Ella estaba orgullosa de Rudy y lo quería. Le encantaba que se esforzara en mostrar al mundo que, tras los escándalos económicos que habían sacudido a la banca estadounidense en los últimos años, aún había quien se preocupaba por los clientes. Rudy estaba atacando el mercado hipotecario británico con empeño, haciendo ofertas a los compradores de primera vivienda que ninguna de las entidades británicas, aún en proceso de recuperación tras la crisis financiera, podían plantear. Y ella tenía un papel importante en el proceso, en lo referente a las relaciones públicas.
En las horas que le quedaban a Dee entre el momento de llevar a sus hijos -Josh, de ocho años, y Chase, de seis- al colegio y el de recogerlos, Rudy le había encomendado la tarea de establecer todas las relaciones que pudiera por la ciudad. Quería que encontrara organizaciones benéficas a las que pudiera hacer significativas contribuciones el American & Oriental (ganándose así, por supuesto, una publicidad considerable como benefactores de la ciudad).

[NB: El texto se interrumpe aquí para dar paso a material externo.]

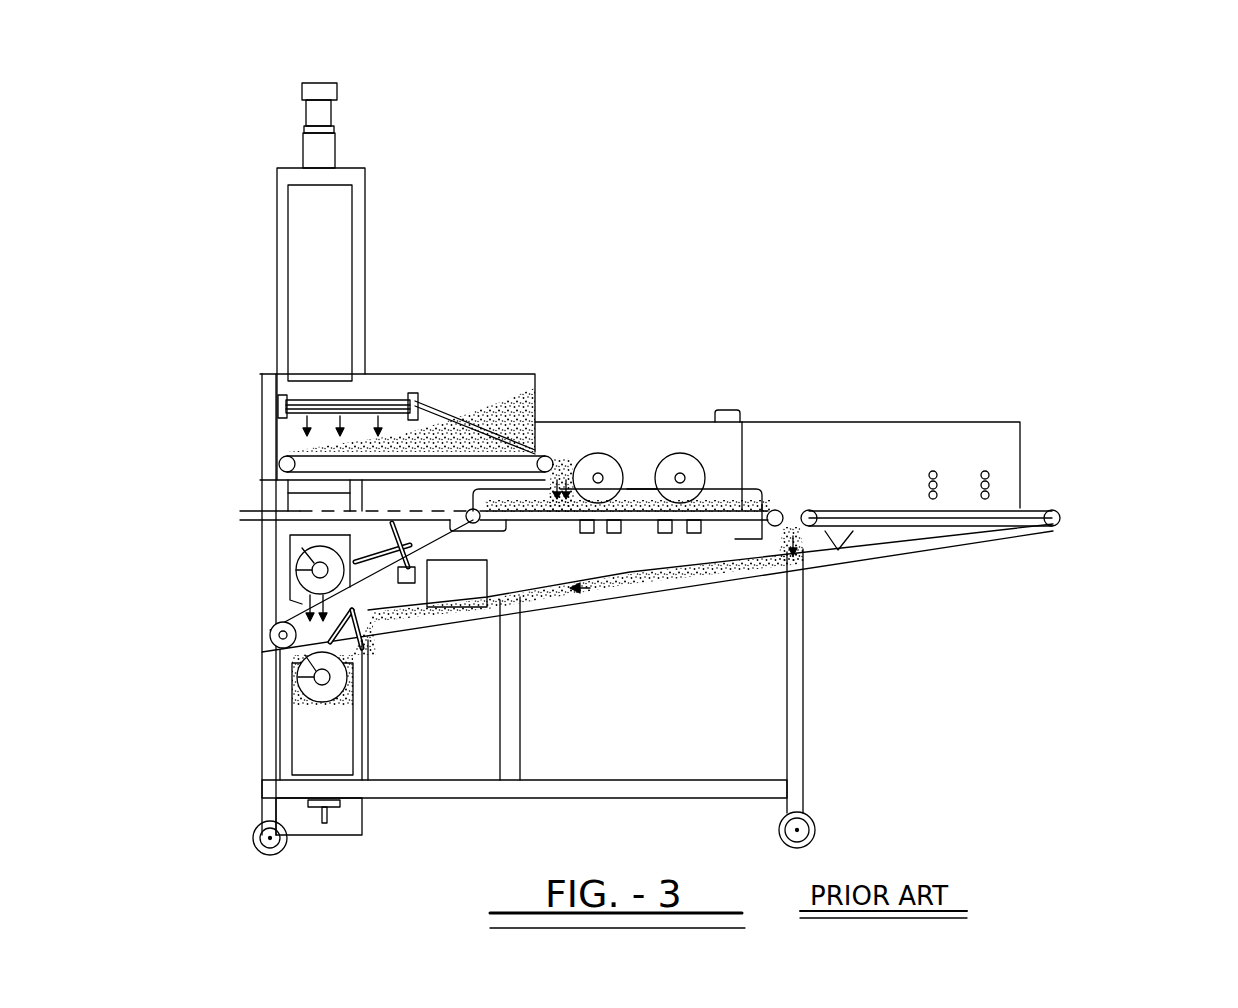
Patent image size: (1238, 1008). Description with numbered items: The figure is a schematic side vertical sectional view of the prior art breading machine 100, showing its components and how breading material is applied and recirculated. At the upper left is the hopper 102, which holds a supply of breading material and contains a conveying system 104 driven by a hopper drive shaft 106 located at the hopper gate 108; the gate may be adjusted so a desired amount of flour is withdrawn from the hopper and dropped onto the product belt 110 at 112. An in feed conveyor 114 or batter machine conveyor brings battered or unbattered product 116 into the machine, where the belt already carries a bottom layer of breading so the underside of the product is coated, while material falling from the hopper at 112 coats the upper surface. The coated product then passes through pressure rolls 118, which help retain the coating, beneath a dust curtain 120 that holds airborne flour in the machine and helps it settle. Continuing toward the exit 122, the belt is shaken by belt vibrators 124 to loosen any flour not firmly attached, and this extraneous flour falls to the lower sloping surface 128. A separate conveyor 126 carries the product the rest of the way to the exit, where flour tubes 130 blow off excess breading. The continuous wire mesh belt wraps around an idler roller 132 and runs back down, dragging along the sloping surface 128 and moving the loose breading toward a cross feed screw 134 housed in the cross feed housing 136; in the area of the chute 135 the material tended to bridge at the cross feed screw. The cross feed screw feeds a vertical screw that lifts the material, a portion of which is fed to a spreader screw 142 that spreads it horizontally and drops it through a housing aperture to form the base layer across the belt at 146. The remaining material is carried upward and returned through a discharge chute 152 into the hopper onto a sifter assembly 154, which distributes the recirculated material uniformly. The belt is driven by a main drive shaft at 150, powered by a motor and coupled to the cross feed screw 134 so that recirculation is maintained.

The breading machine 100 is at (887, 295).
The hopper 102 is at (452, 373).
The conveying system 104 is at (280, 462).
The hopper drive shaft 106 is at (546, 455).
The hopper gate 108 is at (522, 445).
The product belt 110 is at (557, 526).
The breading discharge location 112 is at (565, 462).
The in feed conveyor 114 is at (245, 510).
The product 116 is at (545, 522).
The pressure rolls 118 is at (672, 460).
The dust curtain 120 is at (745, 422).
The exit 122 is at (1029, 495).
The belt vibrators 124 is at (752, 537).
The separate conveyor 126 is at (866, 510).
The lower sloping surface 128 is at (707, 585).
The flour tubes 130 is at (986, 472).
The idler roller 132 is at (1058, 515).
The cross feed screw 134 is at (310, 678).
The chute 135 is at (338, 738).
The cross feed housing 136 is at (318, 708).
The spreader screw 142 is at (296, 570).
The breading layer location 146 is at (292, 622).
The main drive shaft 150 is at (268, 636).
The discharge chute 152 is at (310, 283).
The sifter assembly 154 is at (372, 396).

Era un papel que a ella le iba que ni pintado.
Era una golfista experimentada, así que se había apuntado a la sección femenina del club de golf más caro de la ciudad, el North Brighton. Se había hecho socia del Rotary Club que le pareció más influyente de la ciudad, y se había prestado a participar en los comités de organización de varias de las principales instituciones de beneficencia de la ciudad, entre ellas el Martlet's Hospice, reputado centro de cuidados paliativos para enfermos terminales. La última cita que había tenido había sido con el comité de recaudación de fondos para el principal refugio para indigentes de Brighton y Hove, el Saint Patrick's, que contaba con un centro muy particular, con espacios privados al estilo de los hoteles-nicho japoneses para los indigentes, entre ellos exreclusos en proceso de reinserción.
Se quedó allí de pie, en la tiendecita, observando cómo la dependienta envolvía sus bonitos Manolos azules en papel de seda, para meterlos después con toda delicadeza en la caja. No veía el momento de llegar a casa y probarse el vestido con aquellos zapatos y con el bolso. Sabía que le iban a quedar estupendos. Justo lo que necesitaba para sentirse más segura de sí misma la semana siguiente.